The Guardian view on the northern powerhouse: back on | Editorial
As Andy Burnham, the Greater Manchester mayor, convenes a northern council in Leeds, Theresa May heads to Teesside. It looks as if the battle for northern England has begun
Theresa May sped to Teesside on Wednesday afternoon to launch the South Tees Development Corporation, a 25-year regeneration project backed by Ben Houchen, the new Conservative mayor of Tees Valley. It cannot have been coincidence that hours earlier in Leeds there was a gathering of an embryonic northern council of regional politicians and business interests, angered by the government downgrade of the electrification of the Leeds-Manchester line announced last month. Called the northern transport summit, in fact its ambitions were much wider: to coordinate and amplify a regional identity. As Andy Burnham, Greater Manchester’s mayor, said earlier this week, unless the north finds its political voice, “we will be waiting for ever for a powerhouse”.

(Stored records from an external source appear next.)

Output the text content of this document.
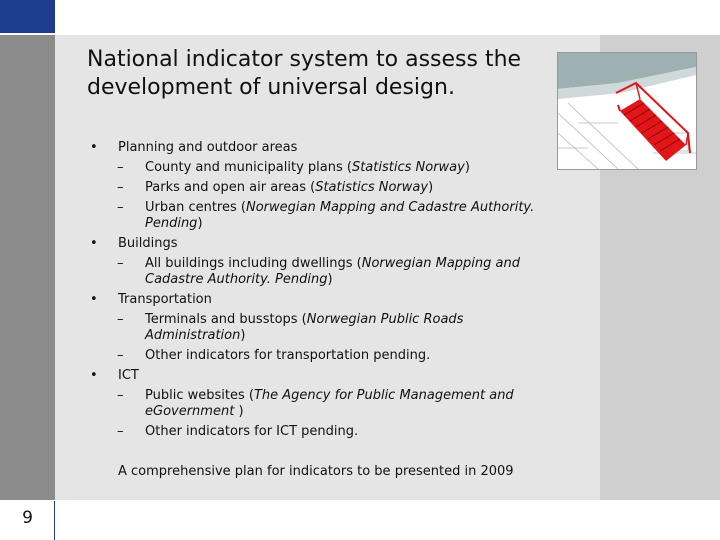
9
National indicator system to assess the development of universal design.
• Planning and outdoor areas
– County and municipality plans (Statistics Norway)
– Parks and open air areas (Statistics Norway)
– Urban centres (Norwegian Mapping and Cadastre Authority. Pending)
• Buildings
– All buildings including dwellings (Norwegian Mapping and Cadastre Authority. Pending)
• Transportation
– Terminals and busstops (Norwegian Public Roads Administration)
– Other indicators for transportation pending.
• ICT
– Public websites (The Agency for Public Management and eGovernment )
– Other indicators for ICT pending.
A comprehensive plan for indicators to be presented in 2009
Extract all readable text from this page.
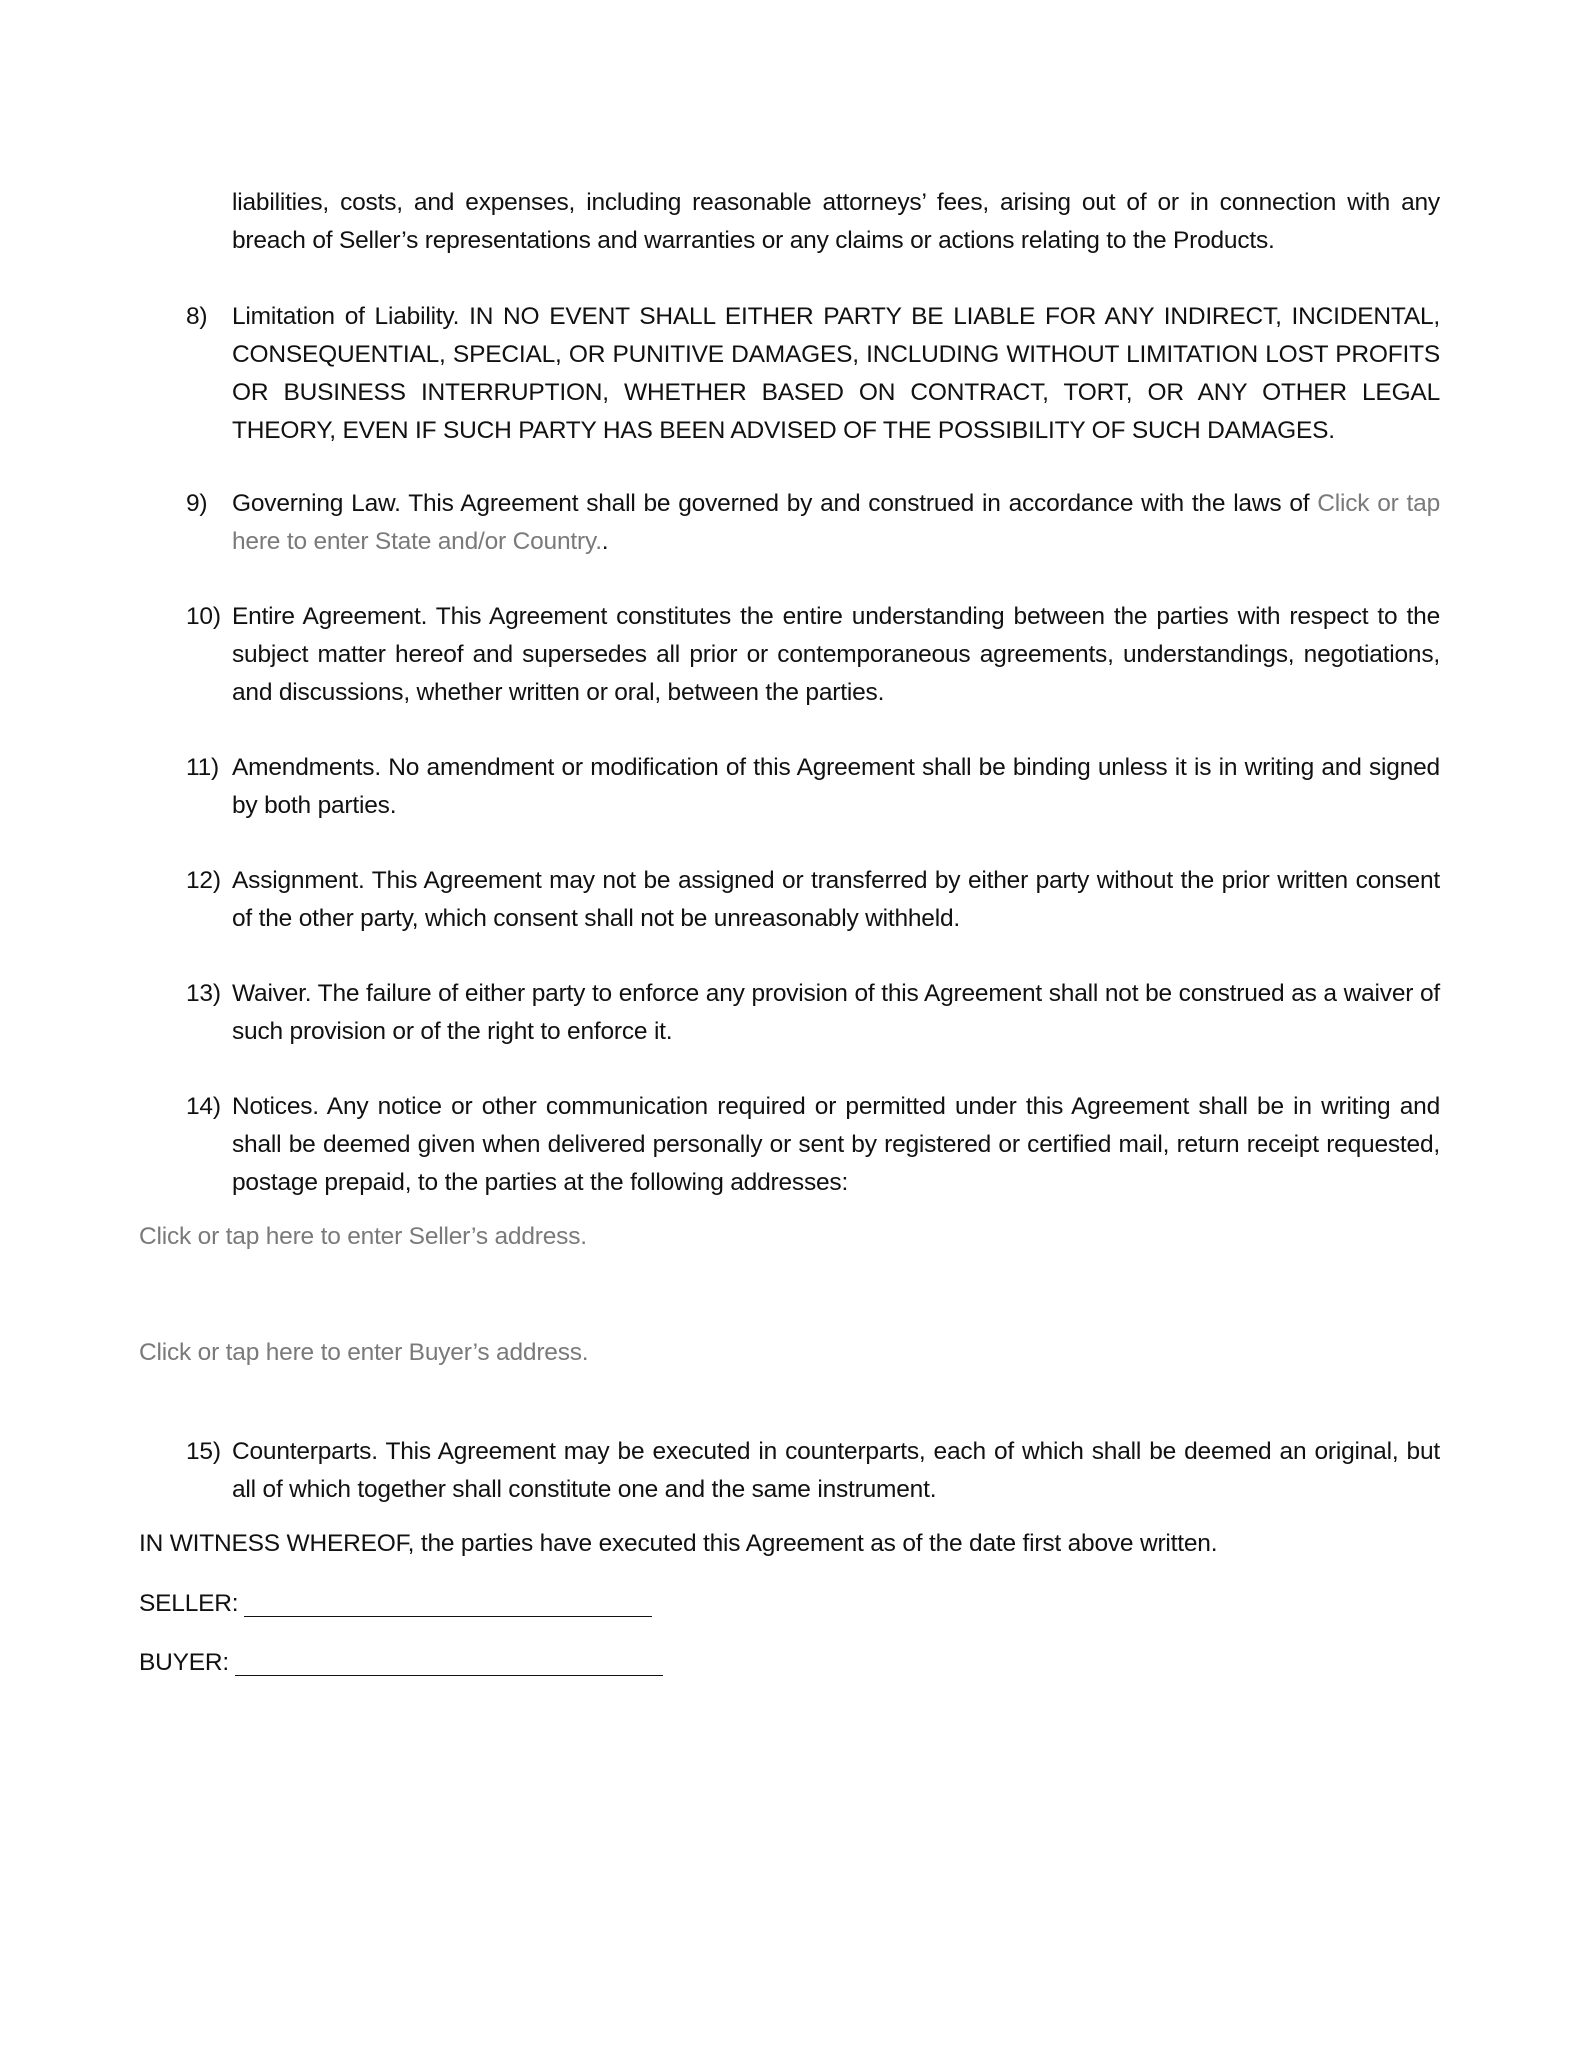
liabilities, costs, and expenses, including reasonable attorneys’ fees, arising out of or in connection with any breach of Seller’s representations and warranties or any claims or actions relating to the Products.
8)	Limitation of Liability. IN NO EVENT SHALL EITHER PARTY BE LIABLE FOR ANY INDIRECT, INCIDENTAL, CONSEQUENTIAL, SPECIAL, OR PUNITIVE DAMAGES, INCLUDING WITHOUT LIMITATION LOST PROFITS OR BUSINESS INTERRUPTION, WHETHER BASED ON CONTRACT, TORT, OR ANY OTHER LEGAL THEORY, EVEN IF SUCH PARTY HAS BEEN ADVISED OF THE POSSIBILITY OF SUCH DAMAGES.
9)	Governing Law. This Agreement shall be governed by and construed in accordance with the laws of Click or tap here to enter State and/or Country..
10) Entire Agreement. This Agreement constitutes the entire understanding between the parties with respect to the subject matter hereof and supersedes all prior or contemporaneous agreements, understandings, negotiations, and discussions, whether written or oral, between the parties.
11) Amendments. No amendment or modification of this Agreement shall be binding unless it is in writing and signed by both parties.
12) Assignment. This Agreement may not be assigned or transferred by either party without the prior written consent of the other party, which consent shall not be unreasonably withheld.
13) Waiver. The failure of either party to enforce any provision of this Agreement shall not be construed as a waiver of such provision or of the right to enforce it.
14) Notices. Any notice or other communication required or permitted under this Agreement shall be in writing and shall be deemed given when delivered personally or sent by registered or certified mail, return receipt requested, postage prepaid, to the parties at the following addresses:
Click or tap here to enter Seller’s address.
Click or tap here to enter Buyer’s address.
15) Counterparts. This Agreement may be executed in counterparts, each of which shall be deemed an original, but all of which together shall constitute one and the same instrument.
IN WITNESS WHEREOF, the parties have executed this Agreement as of the date first above written.
SELLER:
BUYER:
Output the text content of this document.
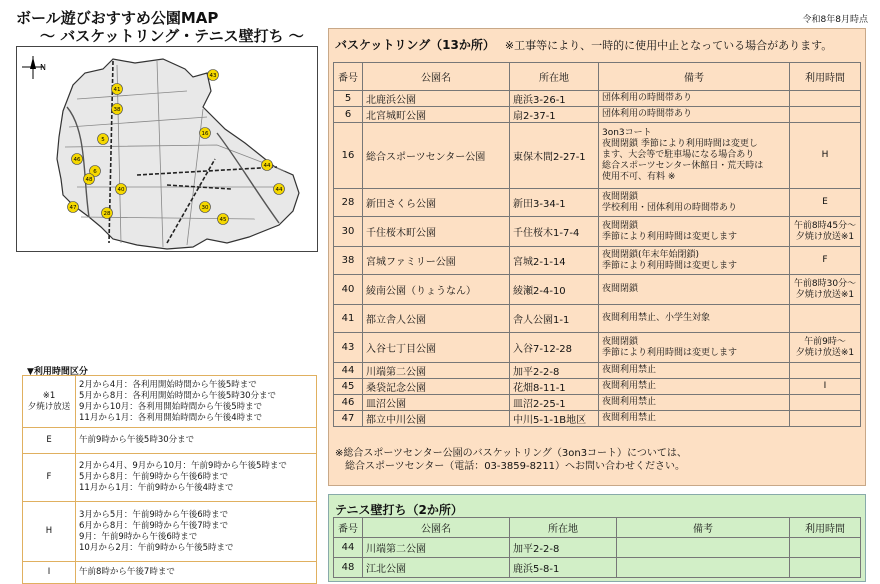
ボール遊びおすすめ公園MAP
～ バスケットリング・テニス壁打ち ～
令和8年8月時点
N
5
6
16
28
30
38
40
41
43
44
45
46
47
44
48
▼利用時間区分
※1
夕焼け放送	2月から4月：各利用開始時間から午後5時まで
5月から8月：各利用開始時間から午後5時30分まで
9月から10月：各利用開始時間から午後5時まで
11月から1月：各利用開始時間から午後4時まで

E	午前9時から午後5時30分まで

F	2月から4月、9月から10月：午前9時から午後5時まで
5月から8月：午前9時から午後6時まで
11月から1月：午前9時から午後4時まで

H	3月から5月：午前9時から午後6時まで
6月から8月：午前9時から午後7時まで
9月：午前9時から午後6時まで
10月から2月：午前9時から午後5時まで

I	午前8時から午後7時まで
バスケットリング（13か所） ※工事等により、一時的に使用中止となっている場合があります。
番号	公園名	所在地	備考	利用時間
5	北鹿浜公園	鹿浜3-26-1	団体利用の時間帯あり	

6	北宮城町公園	扇2-37-1	団体利用の時間帯あり	

16	総合スポーツセンター公園	東保木間2-27-1	3on3コート
夜間閉鎖 季節により利用時間は変更し
ます、大会等で駐車場になる場合あり
総合スポーツセンター休館日・荒天時は
使用不可、有料 ※	H

28	新田さくら公園	新田3-34-1	夜間閉鎖
学校利用・団体利用の時間帯あり	E

30	千住桜木町公園	千住桜木1-7-4	夜間閉鎖
季節により利用時間は変更します	午前8時45分～
夕焼け放送※1

38	宮城ファミリー公園	宮城2-1-14	夜間閉鎖(年末年始閉鎖)
季節により利用時間は変更します	F

40	綾南公園（りょうなん）	綾瀬2-4-10	夜間閉鎖	午前8時30分～
夕焼け放送※1

41	都立舎人公園	舎人公園1-1	夜間利用禁止、小学生対象	

43	入谷七丁目公園	入谷7-12-28	夜間閉鎖
季節により利用時間は変更します	午前9時～
夕焼け放送※1

44	川端第二公園	加平2-2-8	夜間利用禁止	

45	桑袋記念公園	花畑8-11-1	夜間利用禁止	I

46	皿沼公園	皿沼2-25-1	夜間利用禁止	

47	都立中川公園	中川5-1-1B地区	夜間利用禁止	

※総合スポーツセンター公園のバスケットリング（3on3コート）については、
総合スポーツセンター（電話：03-3859-8211）へお問い合わせください。
テニス壁打ち（2か所）
番号	公園名	所在地	備考	利用時間
44	川端第二公園	加平2-2-8		
48	江北公園	鹿浜5-8-1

What had turbocharged the sense of grievance over the delay to the trans-Pennine electrification, and to other out-of-London rail improvements, was the confirmation that came only days later of government backing for Crossrail 2, the £31bn north-south London rail route. Transport for London had been in a standoff over who would pay, with the transport secretary, Chris Grayling, whose disastrous cost-cutting when he was justice secretary has now largely been reversed. The tension over the London-centric investment of scarce infrastructure spending was worsened by the publication of the thinktank IPPR North’s now annual estimate of relative funding between the south-east and the north, which showed that parity funding over the past 10 years would have meant £59bn more in investment for the north. The government angrily disputed the figures, as it does every year, claiming that the IPPR does not take into account infrastructure investment in one region that benefits a much wider area, like the improvements to the A14 linking the Midlands to the East Anglian port of Felixstowe. The IPPR points out that it assigns regional spending according to official Treasury figures.